Transversus Abdominis Plane Block Compared to Local Anesthetic Wound Infiltration in Gynecologic Oncology Surgery

University of Wisconsin (UW)

Status and phase

Enrolling

Phase 4

Conditions

Surgery

Analgesia

Treatments

Drug: Surgeon-Initiated Local Anesthetic

Drug: TAP Anesthesia

Study type

Interventional

Funder types

Other

Identifiers

NCT06213454

NCI-2023-10464 (Registry Identifier)

UW23039 (Other Identifier)

2023-1099

A532820 (Other Identifier)

Protocol Version 7/17/2024 (Other Identifier)

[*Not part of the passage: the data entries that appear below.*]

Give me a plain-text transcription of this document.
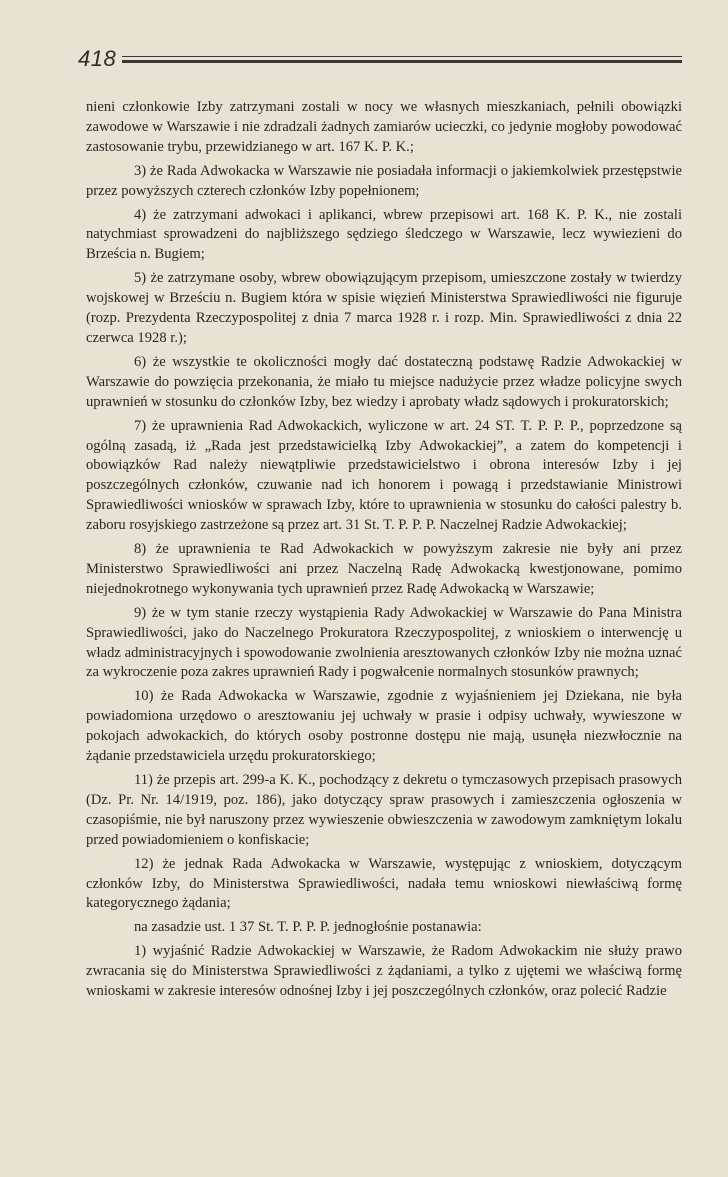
418

nieni członkowie Izby zatrzymani zostali w nocy we własnych mieszkaniach, pełnili obowiązki zawodowe w Warszawie i nie zdradzali żadnych zamiarów ucieczki, co jedynie mogłoby powodować zastosowanie trybu, przewidzianego w art. 167 K. P. K.;

3) że Rada Adwokacka w Warszawie nie posiadała informacji o jakiemkolwiek przestępstwie przez powyższych czterech członków Izby popełnionem;

4) że zatrzymani adwokaci i aplikanci, wbrew przepisowi art. 168 K. P. K., nie zostali natychmiast sprowadzeni do najbliższego sędziego śledczego w Warszawie, lecz wywiezieni do Brześcia n. Bugiem;

5) że zatrzymane osoby, wbrew obowiązującym przepisom, umieszczone zostały w twierdzy wojskowej w Brześciu n. Bugiem która w spisie więzień Ministerstwa Sprawiedliwości nie figuruje (rozp. Prezydenta Rzeczypospolitej z dnia 7 marca 1928 r. i rozp. Min. Sprawiedliwości z dnia 22 czerwca 1928 r.);

6) że wszystkie te okoliczności mogły dać dostateczną podstawę Radzie Adwokackiej w Warszawie do powzięcia przekonania, że miało tu miejsce nadużycie przez władze policyjne swych uprawnień w stosunku do członków Izby, bez wiedzy i aprobaty władz sądowych i prokuratorskich;

7) że uprawnienia Rad Adwokackich, wyliczone w art. 24 ST. T. P. P. P., poprzedzone są ogólną zasadą, iż „Rada jest przedstawicielką Izby Adwokackiej”, a zatem do kompetencji i obowiązków Rad należy niewątpliwie przedstawicielstwo i obrona interesów Izby i jej poszczególnych członków, czuwanie nad ich honorem i powagą i przedstawianie Ministrowi Sprawiedliwości wniosków w sprawach Izby, które to uprawnienia w stosunku do całości palestry b. zaboru rosyjskiego zastrzeżone są przez art. 31 St. T. P. P. P. Naczelnej Radzie Adwokackiej;

8) że uprawnienia te Rad Adwokackich w powyższym zakresie nie były ani przez Ministerstwo Sprawiedliwości ani przez Naczelną Radę Adwokacką kwestjonowane, pomimo niejednokrotnego wykonywania tych uprawnień przez Radę Adwokacką w Warszawie;

9) że w tym stanie rzeczy wystąpienia Rady Adwokackiej w Warszawie do Pana Ministra Sprawiedliwości, jako do Naczelnego Prokuratora Rzeczypospolitej, z wnioskiem o interwencję u władz administracyjnych i spowodowanie zwolnienia aresztowanych członków Izby nie można uznać za wykroczenie poza zakres uprawnień Rady i pogwałcenie normalnych stosunków prawnych;

10) że Rada Adwokacka w Warszawie, zgodnie z wyjaśnieniem jej Dziekana, nie była powiadomiona urzędowo o aresztowaniu jej uchwały w prasie i odpisy uchwały, wywieszone w pokojach adwokackich, do których osoby postronne dostępu nie mają, usunęła niezwłocznie na żądanie przedstawiciela urzędu prokuratorskiego;

11) że przepis art. 299-a K. K., pochodzący z dekretu o tymczasowych przepisach prasowych (Dz. Pr. Nr. 14/1919, poz. 186), jako dotyczący spraw prasowych i zamieszczenia ogłoszenia w czasopiśmie, nie był naruszony przez wywieszenie obwieszczenia w zawodowym zamkniętym lokalu przed powiadomieniem o konfiskacie;

12) że jednak Rada Adwokacka w Warszawie, występując z wnioskiem, dotyczącym członków Izby, do Ministerstwa Sprawiedliwości, nadała temu wnioskowi niewłaściwą formę kategorycznego żądania;

na zasadzie ust. 1 37 St. T. P. P. P. jednogłośnie postanawia:

1) wyjaśnić Radzie Adwokackiej w Warszawie, że Radom Adwokackim nie służy prawo zwracania się do Ministerstwa Sprawiedliwości z żądaniami, a tylko z ujętemi we właściwą formę wnioskami w zakresie interesów odnośnej Izby i jej poszczególnych członków, oraz polecić Radzie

Details and patient eligibility

About

This study is being done to see if preoperative transversus abdominis plane (TAP) analgesia will provide similar postoperative pain control, hospital length of stay, and postoperative outcomes compared to surgeon-initiated wound infiltration with local anesthetic in participants undergoing laparotomy for gynecologic indications.

Full description

Primary Objective

To evaluate the effects of preoperative TAP analgesia compared to surgeon-initiated wound infiltration with local anesthetic on pain control in subjects undergoing laparotomy.

Secondary Objectives

To evaluate the effects of preoperative TAP analgesia compared to surgeon-initiated wound infiltration with local anesthetic on subject-rated perception of pain in subjects undergoing laparotomy.
To evaluate the effects of preoperative TAP analgesia compared to surgeon-initiated wound infiltration with local anesthetic on length of hospital stay in subjects undergoing laparotomy.
To evaluate the effects of preoperative TAP analgesia compared to surgeon-initiated wound infiltration with local anesthetic on postoperative anti-emetic use and number of recorded episodes of emesis in subjects undergoing laparotomy.
To evaluate the effects of preoperative TAP analgesia compared to surgeon-initiated wound infiltration with local anesthetic on return of bowel function in subjects undergoing laparotomy.
To evaluate the effects of preoperative TAP analgesia compared to surgeon-initiated wound infiltration with local anesthetic on subject satisfaction in subjects undergoing laparotomy.
To evaluate the effects of preoperative TAP analgesia compared to surgeon-initiated wound infiltration with local anesthetic on postoperative complications in subjects undergoing laparotomy.
To evaluate the effects of preoperative TAP analgesia compared to surgeon-initiated wound infiltration with local anesthetic on readmission rates in subjects undergoing laparotomy.
To evaluate the cost of care associated with TAP analgesia compared to surgeon-initiated wound infiltration with local anesthetic on readmission rates in subjects undergoing laparotomy.

Enrollment

80 estimated patients

Sex

Female

Ages

18+ years old

Volunteers

No Healthy Volunteers

Inclusion criteria

Ability to understand and the willingness to sign a written informed consent document
Patients undergoing exploratory laparotomy via midline vertical skin incision for gynecologic indications at UW Hospital and Clinics
Patients must be >18 years old
English speaking (able to provide consent and complete questionnaires)
Patients must have the ability to understand visual and verbal pain scales
Patients must be eligible for TAP block placement. This will be confirmed during preoperative visit with the primary surgeon. Patient's are not eligible if they have allergies to the anesthetic medications or have had prior abdominal reconstructive surgery that would alter their abdominal wall anatomy in a way where the block would not be expected to be effective.

Exclusion criteria

Known allergy to local anesthetics.
Known history of chronic pain disorders and/or chronic opioid use defined as greater than 10mg of PO morphine or equivalent used daily for at least 30 days prior to enrollment.
Patient has a history of opioid dependence requiring rehabilitation or the use of opioid antagonists.
Patients with a planned exploration with biopsies (no organs removed) will be excluded from the study.
Individuals who are pregnant, lactating or planning on becoming pregnant during the study.
Significant liver disease that would inhibit prescription of opioids.
Significant kidney disease that would inhibit administration of gabapentin.
Not suitable for study participation due to other reasons at the discretion of the investigators.